Hereditary angioedema with normal C1-inhibitor and mutations in the coagulation factor 12 gene is a recently described disease entity that occurs predominantly in women. Up to date, two different missense mutations of codon p.Thr328* in the coagulation factor 12 gene have been reported, co-segregating with clinical signs. Aim of the study was to assess the clinical symptoms, mutations in the factor 12 gene, and plasma parameters of this disease in a family with hereditary angioedema with normal C1-inhibitor.
Methods:
Six members of one family were studied, including two women with recurrent angioedema.
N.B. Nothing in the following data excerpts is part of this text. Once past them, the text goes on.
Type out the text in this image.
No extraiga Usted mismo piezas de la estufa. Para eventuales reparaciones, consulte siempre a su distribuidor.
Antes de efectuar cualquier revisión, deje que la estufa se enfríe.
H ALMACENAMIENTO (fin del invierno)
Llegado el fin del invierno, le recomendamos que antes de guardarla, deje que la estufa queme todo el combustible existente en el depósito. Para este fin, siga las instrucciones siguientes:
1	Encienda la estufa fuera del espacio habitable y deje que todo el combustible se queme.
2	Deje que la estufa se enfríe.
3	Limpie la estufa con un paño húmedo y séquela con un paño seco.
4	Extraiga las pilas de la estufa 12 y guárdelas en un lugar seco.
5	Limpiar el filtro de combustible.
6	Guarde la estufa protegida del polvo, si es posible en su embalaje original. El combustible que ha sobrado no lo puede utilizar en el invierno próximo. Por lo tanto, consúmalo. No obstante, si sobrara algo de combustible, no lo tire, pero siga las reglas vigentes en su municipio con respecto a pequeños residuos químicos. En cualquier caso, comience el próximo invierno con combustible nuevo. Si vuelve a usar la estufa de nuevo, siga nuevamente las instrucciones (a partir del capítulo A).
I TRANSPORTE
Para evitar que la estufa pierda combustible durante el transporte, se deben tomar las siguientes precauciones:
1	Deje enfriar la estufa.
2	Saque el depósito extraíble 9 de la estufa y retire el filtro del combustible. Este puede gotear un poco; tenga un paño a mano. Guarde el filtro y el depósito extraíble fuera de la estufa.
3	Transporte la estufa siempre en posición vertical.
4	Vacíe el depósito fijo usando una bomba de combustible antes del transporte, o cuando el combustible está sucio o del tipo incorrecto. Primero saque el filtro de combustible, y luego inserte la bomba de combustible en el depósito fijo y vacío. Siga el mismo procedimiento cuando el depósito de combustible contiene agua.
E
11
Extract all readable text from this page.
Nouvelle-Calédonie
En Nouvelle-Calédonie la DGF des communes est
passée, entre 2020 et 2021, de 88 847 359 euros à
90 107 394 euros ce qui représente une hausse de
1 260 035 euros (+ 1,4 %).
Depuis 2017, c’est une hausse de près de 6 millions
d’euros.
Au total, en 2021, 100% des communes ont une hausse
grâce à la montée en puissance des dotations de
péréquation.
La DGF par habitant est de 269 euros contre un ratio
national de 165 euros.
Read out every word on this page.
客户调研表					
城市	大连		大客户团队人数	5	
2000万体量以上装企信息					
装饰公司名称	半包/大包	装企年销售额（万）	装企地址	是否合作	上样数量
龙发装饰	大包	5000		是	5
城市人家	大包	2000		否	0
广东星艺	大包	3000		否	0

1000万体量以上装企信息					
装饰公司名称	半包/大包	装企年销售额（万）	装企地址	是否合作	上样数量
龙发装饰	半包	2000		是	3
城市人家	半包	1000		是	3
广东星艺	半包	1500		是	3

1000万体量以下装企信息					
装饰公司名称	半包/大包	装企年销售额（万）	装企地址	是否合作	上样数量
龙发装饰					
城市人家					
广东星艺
Mutation analysis of the factor XII gene was performed.
Results:
By sequencing the factor 12 gene, a hitherto unknown mutation, the deletion of 72 base pairs (c.971_1018+24del72*), was identified in a family of Turkish origin, in two women with recurrent skin swellings and abdominal pain attacks, and in their symptom-free father. The novel mutation c.971_1018+24del72* caused a loss of 48 base pairs of exon 9 (coding amino acids 324* to 340*) in addition to 24 base pairs of intron 9, including the authentic donor splice site of exon 9. All carriers of this mutation had normal plasma concentrations and activity of C1-inhibitor, C4, factor XII clotting activity, and activated partial thromboplastin times.
Conclusions:
The novel deletion mutation in the factor 12 gene was located in the same F12 gene region as the missense mutations p.Thr328Lys* and p.Thr328Arg* reported previously, suggesting the importance of the exon 9 to intron 9 DNA region for the development of hereditary angioedema with normal C1-inhibitor.